SANDPIPER

05/06/18 à 10:22 - Mise à jour à 12:15

SANDPIPER est une étude internationale multicentrique randomisée contrôlée de phase 3 que les investigateurs qualifient de premier et en même temps de plus grand (?) essai concernant le taselisib, une thérapie ciblant le gène qui encode la sous-unité catalytique alpha de la phosphatidylinositol-4,5-bisphosphate 3-kinase (PI3KCA). Ce gène est porteur d'une mutation dans environ 40% des cas de cancers du sein exprimant des récepteurs aux oestrogènes (ER+).

José Baselga

José Baselga

SANDPIPER a enrôlé 516 femmes ménopausées ayant un cancer du sein non résécable localement avancé ou métastatique (ER+, HER2- et PI3KCA-MUT confirmé par testing centralisé) qui avaient progressé ou rechuté en dépit d'un traitement initial par anti-aromatases.

Selon une randomisation 2:1, ces femmes ont été allouées à un bras fulvestrant 500 mg + taselisib 4mg/j per os (n=340) ou à un bras fulvestrant 500 mg + placebo (n=176).

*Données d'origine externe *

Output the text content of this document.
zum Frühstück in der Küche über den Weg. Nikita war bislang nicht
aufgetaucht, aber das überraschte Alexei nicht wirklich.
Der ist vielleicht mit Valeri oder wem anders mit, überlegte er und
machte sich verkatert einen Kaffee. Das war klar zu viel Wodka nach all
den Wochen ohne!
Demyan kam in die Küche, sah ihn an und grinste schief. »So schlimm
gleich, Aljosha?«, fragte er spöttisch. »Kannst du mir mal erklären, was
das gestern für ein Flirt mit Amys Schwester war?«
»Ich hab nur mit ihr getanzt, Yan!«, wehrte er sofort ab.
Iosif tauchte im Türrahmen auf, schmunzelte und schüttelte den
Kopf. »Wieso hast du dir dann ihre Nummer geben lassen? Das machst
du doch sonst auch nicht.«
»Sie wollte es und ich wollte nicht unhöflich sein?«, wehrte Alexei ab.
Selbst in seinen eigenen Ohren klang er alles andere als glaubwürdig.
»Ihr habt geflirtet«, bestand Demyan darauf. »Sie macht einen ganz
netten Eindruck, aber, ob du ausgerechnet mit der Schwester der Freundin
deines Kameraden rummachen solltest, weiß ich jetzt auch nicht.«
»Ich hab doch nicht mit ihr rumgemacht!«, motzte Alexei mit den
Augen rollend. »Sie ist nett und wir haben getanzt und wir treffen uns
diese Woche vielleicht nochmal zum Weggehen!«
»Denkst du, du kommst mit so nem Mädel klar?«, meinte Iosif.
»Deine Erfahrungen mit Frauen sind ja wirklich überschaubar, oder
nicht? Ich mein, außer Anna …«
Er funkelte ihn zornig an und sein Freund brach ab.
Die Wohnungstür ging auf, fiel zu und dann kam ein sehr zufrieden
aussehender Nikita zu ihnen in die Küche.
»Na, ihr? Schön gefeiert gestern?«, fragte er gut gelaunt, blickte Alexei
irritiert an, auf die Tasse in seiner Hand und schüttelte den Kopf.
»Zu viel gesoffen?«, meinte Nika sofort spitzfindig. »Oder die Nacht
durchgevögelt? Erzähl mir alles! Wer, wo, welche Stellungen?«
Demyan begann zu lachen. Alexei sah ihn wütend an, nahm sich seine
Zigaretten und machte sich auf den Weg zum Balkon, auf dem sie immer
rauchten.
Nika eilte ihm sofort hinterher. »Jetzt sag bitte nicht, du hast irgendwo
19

L'étude a été menée en double aveugle et la survie sans progression évaluée par les investigateurs était le critère de jugement principal.

Jose Baselga qui a présenté les résultats a fait état d'une diminution de 30% de la probabilité de voir progresser le cancer chez les femmes du bras fulvestrant + taselisib par rapport aux femmes du bras fulvestrant + placebo, résultant d'un gain médian de 2 mois de survie sans progression (médianes respectives 7,4 mois versus 5,4 mois ; HR 0,70 ; p=0,0037).

SANDPIPER

A noter que la revue centralisée indépendant menée en aveugle corrobore tout à fait ce résultat avec un HR à 0,66.

Le taux de réponses objectives chez les femmes du bras fulvestrant + taselisib était plus de deux fois celui documenté chez les femmes du bras fulvestrant + placebo (28,0% versus 11,9% ; p=0,0002).

Ce gain modeste de survie sans progression se paie au prix fort puisque l'ajout du taselisib s'est accompagné d'un triplement des effets secondaires de stade 3 ou plus (49,5% versus 16,4%), d'un taux d'arrêts de traitement pour effets secondaires près de 8 fois plus important (16,8% versus 2,3%) et d'un pourcentage élevé de diminution de doses (37% versus 2%). Les principaux effets secondaires rencontrés après addition du taselisib étaient la diarrhée et l'hyperglycémie.

Un bémol additionnel

Une analyse par région géographique montre que les meilleurs résultats sont obtenus en Amérique du Nord et en Europe occidentale où le gain médian de survie sans progression atteint 3,5 mois (7,9 mois versus 4,5 mois avec le fulvestrant seul). En revanche, dans l'Europe de l'est et en Amérique latine, l'ajout du taselisib ne s'accompagne que de peu, voire pas de bénéfice.

D'après José Baselga, ASCO 2018 Chicago 1-5 juin.